Moderate Taliban: Reality or Illusion?
As a prelude, the Afghan government started reconciliation talks with Gulbuddin Hekmatyar’s Hezb-e Eslami (Islamic Party) delegation in Kabul. As official statements were released after the talks, it appears that no serious agreements have been made between the government and Hekmatyar’s party. The Taliban’s story is different from other insurgent groups, however.
Efforts to reach out to insurgents have snowballed since late 2009. When Hamid Karzai announced the establishment of the Consultative Peace Jirga in the inauguration speech of his second term of office in November 2009, it became clear that he had new plans and a strong intention to begin talks with anti-government forces. The release of insurgent prisoners was the Jirga’s key suggestion to Karzai.
The Supreme Peace Council that started its official activity in October following the Jirga debates was assigned to negotiate with insurgents by the Afghan president. The composition of the Peace Jirga proves that it has tried to correspond to the diversity of the Afghan society, and perhaps to show that reconciliation with insurgent groups is a national demand in this country.
Despite the initial publicity surrounding the Council and unofficial talks held at different levels between the two sides, no official talks have been held between the two involved parties to date. It seems that Taliban’s leadership, which resides out of Afghanistan, is unwilling to join the reconciliation process.
The Taliban continues to insist on withdrawal of foreign troops from Afghanistan as a precondition to start negotiations and join the peace process. The Peace Council, which symbolizes the Afghan government’s willingness to agree with (or even control) the insurgent groups, is still waiting for a heartwarming response from the Taliban and other groups.
Nevertheless, the Taliban’s pattern of conduct during its rule over Afghanistan has proven that they are not ready to share power or comply with some level of democratic behavior, even in case of integration. This does not, however, refute the existence of both radical and ‘moderate Taliban’ as real phenomena. In fact, the difference between the radical and moderate wings of the Taliban was noticeable even at the height of their power, when they controlled 95% of Afghan territory.

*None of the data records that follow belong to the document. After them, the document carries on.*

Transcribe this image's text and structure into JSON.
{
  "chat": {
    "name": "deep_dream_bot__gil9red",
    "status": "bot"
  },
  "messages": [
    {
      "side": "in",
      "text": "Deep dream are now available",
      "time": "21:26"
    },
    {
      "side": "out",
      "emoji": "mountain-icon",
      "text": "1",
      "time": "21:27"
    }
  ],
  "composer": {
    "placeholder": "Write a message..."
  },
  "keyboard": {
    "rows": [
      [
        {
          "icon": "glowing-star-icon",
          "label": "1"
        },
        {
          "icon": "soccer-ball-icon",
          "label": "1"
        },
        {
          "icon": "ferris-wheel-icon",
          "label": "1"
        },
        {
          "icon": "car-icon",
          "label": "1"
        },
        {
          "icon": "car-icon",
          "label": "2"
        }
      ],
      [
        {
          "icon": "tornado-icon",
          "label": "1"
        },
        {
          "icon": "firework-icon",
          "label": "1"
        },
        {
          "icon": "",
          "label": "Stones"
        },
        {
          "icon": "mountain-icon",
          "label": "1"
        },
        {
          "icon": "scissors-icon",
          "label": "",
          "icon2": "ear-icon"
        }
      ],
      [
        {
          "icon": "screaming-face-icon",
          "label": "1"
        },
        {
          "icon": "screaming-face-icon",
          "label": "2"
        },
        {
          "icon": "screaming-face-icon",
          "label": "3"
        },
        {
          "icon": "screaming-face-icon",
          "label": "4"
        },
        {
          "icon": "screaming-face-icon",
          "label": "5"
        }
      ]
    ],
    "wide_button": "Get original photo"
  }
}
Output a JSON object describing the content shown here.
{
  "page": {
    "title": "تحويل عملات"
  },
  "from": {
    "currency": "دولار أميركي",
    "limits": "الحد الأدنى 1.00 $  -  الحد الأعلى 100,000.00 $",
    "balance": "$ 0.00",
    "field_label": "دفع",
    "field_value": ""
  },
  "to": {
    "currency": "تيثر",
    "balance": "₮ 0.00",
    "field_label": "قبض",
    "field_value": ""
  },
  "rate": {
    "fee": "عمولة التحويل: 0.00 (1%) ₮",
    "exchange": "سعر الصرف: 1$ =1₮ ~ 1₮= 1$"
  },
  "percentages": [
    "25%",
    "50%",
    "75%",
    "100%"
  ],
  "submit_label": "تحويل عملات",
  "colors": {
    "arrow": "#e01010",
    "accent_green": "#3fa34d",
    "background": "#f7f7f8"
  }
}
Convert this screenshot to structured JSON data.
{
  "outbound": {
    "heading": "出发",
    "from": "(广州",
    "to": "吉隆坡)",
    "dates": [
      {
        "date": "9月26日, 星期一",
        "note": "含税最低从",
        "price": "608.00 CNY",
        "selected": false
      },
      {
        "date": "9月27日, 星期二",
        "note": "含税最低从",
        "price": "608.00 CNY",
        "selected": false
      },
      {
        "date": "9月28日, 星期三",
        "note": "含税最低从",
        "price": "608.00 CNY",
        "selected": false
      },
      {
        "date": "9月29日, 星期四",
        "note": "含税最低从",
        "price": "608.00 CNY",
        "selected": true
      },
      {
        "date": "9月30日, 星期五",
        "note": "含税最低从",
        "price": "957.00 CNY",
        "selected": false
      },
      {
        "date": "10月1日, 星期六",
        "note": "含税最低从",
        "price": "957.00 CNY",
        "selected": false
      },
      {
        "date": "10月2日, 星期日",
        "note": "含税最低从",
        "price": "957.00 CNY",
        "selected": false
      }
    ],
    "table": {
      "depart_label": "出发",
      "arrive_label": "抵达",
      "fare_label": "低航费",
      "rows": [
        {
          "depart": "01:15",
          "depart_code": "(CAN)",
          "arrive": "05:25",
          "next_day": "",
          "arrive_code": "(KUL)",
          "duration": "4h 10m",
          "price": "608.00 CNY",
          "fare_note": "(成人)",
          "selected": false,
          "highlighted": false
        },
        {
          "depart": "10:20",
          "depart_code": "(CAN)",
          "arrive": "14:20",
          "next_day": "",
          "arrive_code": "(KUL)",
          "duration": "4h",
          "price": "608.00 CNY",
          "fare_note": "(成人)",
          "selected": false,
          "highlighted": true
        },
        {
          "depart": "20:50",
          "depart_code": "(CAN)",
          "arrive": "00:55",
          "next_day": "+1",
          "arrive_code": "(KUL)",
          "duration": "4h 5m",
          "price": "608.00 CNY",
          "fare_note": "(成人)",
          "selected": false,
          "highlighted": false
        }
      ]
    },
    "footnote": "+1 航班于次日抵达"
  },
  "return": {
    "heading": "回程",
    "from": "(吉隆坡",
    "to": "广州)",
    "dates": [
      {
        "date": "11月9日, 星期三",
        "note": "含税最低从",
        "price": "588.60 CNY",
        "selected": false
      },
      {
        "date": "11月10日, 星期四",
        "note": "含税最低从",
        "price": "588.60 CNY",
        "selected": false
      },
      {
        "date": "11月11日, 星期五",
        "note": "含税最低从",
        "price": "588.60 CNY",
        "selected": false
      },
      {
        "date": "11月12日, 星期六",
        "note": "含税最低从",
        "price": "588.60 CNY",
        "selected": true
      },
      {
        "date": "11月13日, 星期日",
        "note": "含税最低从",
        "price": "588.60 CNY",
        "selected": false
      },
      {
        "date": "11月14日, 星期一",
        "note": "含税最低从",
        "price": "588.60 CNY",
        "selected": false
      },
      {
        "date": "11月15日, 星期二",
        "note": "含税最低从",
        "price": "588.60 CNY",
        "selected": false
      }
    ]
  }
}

The major problem is that the general political circumstances in Afghanistan and the Taliban’s foreign supporters have suppressed the emergence of moderates from the Taliban’s political dynamics. The Taliban has now actually turned into a card manipulated by its supporters in regional games. The moderate wing has no opportunity to raise its voice, and faces a harsh reaction as it tries to come to the foreground. Mullah Mohammad Akhtar Osmani, treasurer of the group who had decided to follow a separate path, was killed in 2006. Another Taliban leader, high-ranking Mullah Baradar -who had actually established contact with Afghanistan’s government - was arrested in February 2010.
The totality of these developments proves the existence of a moderate mentality in some members of the Taliban insurgents, but this attitude has no chance to express itself as the Taliban is in need of foreign funding—which means moderate voices will be marginalized. Let’s not forget that denying the existence of a moderate Taliban opens the way for extremist wings to continue their grip on power inside the group.
Mohammad-Reza Bahrami is Iran’s former ambassador to Kabul.